[InstCombine] Fold (sub nsw X, umin(X, C)) s< C2 to (X s< C + C2) #170422

ParkHanbum · 2025-12-03T05:44:56Z

This patch implements a fold for the pattern
icmp slt (sub nsw %x, umin(%x, %c)), %c2.

Typically, the sub nsw ... umin sequence is canonicalized to
@llvm.usub.sat. However, that transformation discards the nsw
constraint, which provides valuable range information
(guaranteeing no signed underflow). By detecting this pattern before
canonicalization, we can merge the range check into a single
comparison

This optimization is valid under the following constraints:

%c is non-negative (C >= 0).
%c2 is strictly positive (C2 > 0).
The sum %c + %c2 does not cause a signed overflow.

Alive Proof : https://alive2.llvm.org/ce/z/JG3SnP
Fixed: #167055

This patch implements a fold for the pattern icmp slt (sub nsw %x, umin(%x, %c)), %c2. Typically, the sub nsw ... umin sequence is canonicalized to @llvm.usub.sat. However, that transformation discards the nsw constraint, which provides valuable range information (guaranteeing no signed underflow). By detecting this pattern before canonicalization, we can merge the range check into a single comparison This optimization is valid under the following constraints: - %c is non-negative (C >= 0). - %c2 is strictly positive (C2 > 0). - The sum %c + %c2 does not cause a signed overflow.
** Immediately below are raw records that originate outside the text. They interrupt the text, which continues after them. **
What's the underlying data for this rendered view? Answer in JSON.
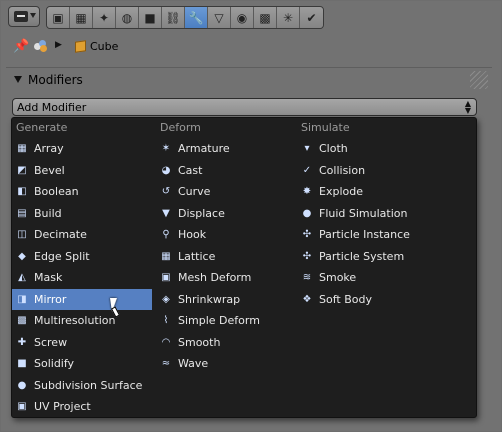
{
  "colors": {
    "highlight": "#5680c2",
    "menu_bg": "#1e1e1e",
    "panel_bg": "#727272",
    "active_tab": "#5a8ccc"
  },
  "header": {
    "editor_type_icon": "editor-type-icon",
    "tabs": [
      {
        "icon": "render-icon",
        "glyph": "▣"
      },
      {
        "icon": "render-layers-icon",
        "glyph": "▦"
      },
      {
        "icon": "scene-icon",
        "glyph": "✦"
      },
      {
        "icon": "world-icon",
        "glyph": "◍"
      },
      {
        "icon": "object-icon",
        "glyph": "■"
      },
      {
        "icon": "constraints-icon",
        "glyph": "⛓"
      },
      {
        "icon": "modifiers-wrench-icon",
        "glyph": "🔧",
        "active": true
      },
      {
        "icon": "data-triangle-icon",
        "glyph": "▽"
      },
      {
        "icon": "material-icon",
        "glyph": "◉"
      },
      {
        "icon": "texture-icon",
        "glyph": "▩"
      },
      {
        "icon": "particles-icon",
        "glyph": "✳"
      },
      {
        "icon": "physics-icon",
        "glyph": "✔"
      }
    ]
  },
  "breadcrumb": {
    "object_name": "Cube"
  },
  "panel": {
    "title": "Modifiers",
    "add_modifier_label": "Add Modifier"
  },
  "menu": {
    "columns": [
      {
        "heading": "Generate",
        "items": [
          {
            "label": "Array",
            "icon": "array-icon"
          },
          {
            "label": "Bevel",
            "icon": "bevel-icon"
          },
          {
            "label": "Boolean",
            "icon": "boolean-icon"
          },
          {
            "label": "Build",
            "icon": "build-icon"
          },
          {
            "label": "Decimate",
            "icon": "decimate-icon"
          },
          {
            "label": "Edge Split",
            "icon": "edge-split-icon"
          },
          {
            "label": "Mask",
            "icon": "mask-icon"
          },
          {
            "label": "Mirror",
            "icon": "mirror-icon",
            "highlighted": true
          },
          {
            "label": "Multiresolution",
            "icon": "multiresolution-icon"
          },
          {
            "label": "Screw",
            "icon": "screw-icon"
          },
          {
            "label": "Solidify",
            "icon": "solidify-icon"
          },
          {
            "label": "Subdivision Surface",
            "icon": "subdivision-surface-icon"
          },
          {
            "label": "UV Project",
            "icon": "uv-project-icon"
          }
        ]
      },
      {
        "heading": "Deform",
        "items": [
          {
            "label": "Armature",
            "icon": "armature-icon"
          },
          {
            "label": "Cast",
            "icon": "cast-icon"
          },
          {
            "label": "Curve",
            "icon": "curve-icon"
          },
          {
            "label": "Displace",
            "icon": "displace-icon"
          },
          {
            "label": "Hook",
            "icon": "hook-icon"
          },
          {
            "label": "Lattice",
            "icon": "lattice-icon"
          },
          {
            "label": "Mesh Deform",
            "icon": "mesh-deform-icon"
          },
          {
            "label": "Shrinkwrap",
            "icon": "shrinkwrap-icon"
          },
          {
            "label": "Simple Deform",
            "icon": "simple-deform-icon"
          },
          {
            "label": "Smooth",
            "icon": "smooth-icon"
          },
          {
            "label": "Wave",
            "icon": "wave-icon"
          }
        ]
      },
      {
        "heading": "Simulate",
        "items": [
          {
            "label": "Cloth",
            "icon": "cloth-icon"
          },
          {
            "label": "Collision",
            "icon": "collision-icon"
          },
          {
            "label": "Explode",
            "icon": "explode-icon"
          },
          {
            "label": "Fluid Simulation",
            "icon": "fluid-simulation-icon"
          },
          {
            "label": "Particle Instance",
            "icon": "particle-instance-icon"
          },
          {
            "label": "Particle System",
            "icon": "particle-system-icon"
          },
          {
            "label": "Smoke",
            "icon": "smoke-icon"
          },
          {
            "label": "Soft Body",
            "icon": "soft-body-icon"
          }
        ]
      }
    ]
  }
}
Alive Proof : https://alive2.llvm.org/ce/z/JG3SnP Fixed: llvm#167055

llvmbot · 2025-12-03T05:45:32Z

@llvm/pr-subscribers-llvm-transforms

Author: hanbeom (ParkHanbum)

Changes

This patch implements a fold for the pattern
icmp slt (sub nsw %x, umin(%x, %c)), %c2.

Typically, the sub nsw ... umin sequence is canonicalized to
@llvm.usub.sat. However, that transformation discards the nsw
constraint, which provides valuable range information
(guaranteeing no signed underflow). By detecting this pattern before
canonicalization, we can merge the range check into a single
comparison

This optimization is valid under the following constraints:

%c is non-negative (C >= 0).
%c2 is strictly positive (C2 > 0).
The sum %c + %c2 does not cause a signed overflow.

Alive Proof : https://alive2.llvm.org/ce/z/JG3SnP
Fixed: #167055

Full diff: https://github.com/llvm/llvm-project/pull/170422.diff

2 Files Affected:

(modified) llvm/lib/Transforms/InstCombine/InstCombineAddSub.cpp (+27-3)
(modified) llvm/test/Transforms/InstCombine/icmp-sub.ll (+121-1)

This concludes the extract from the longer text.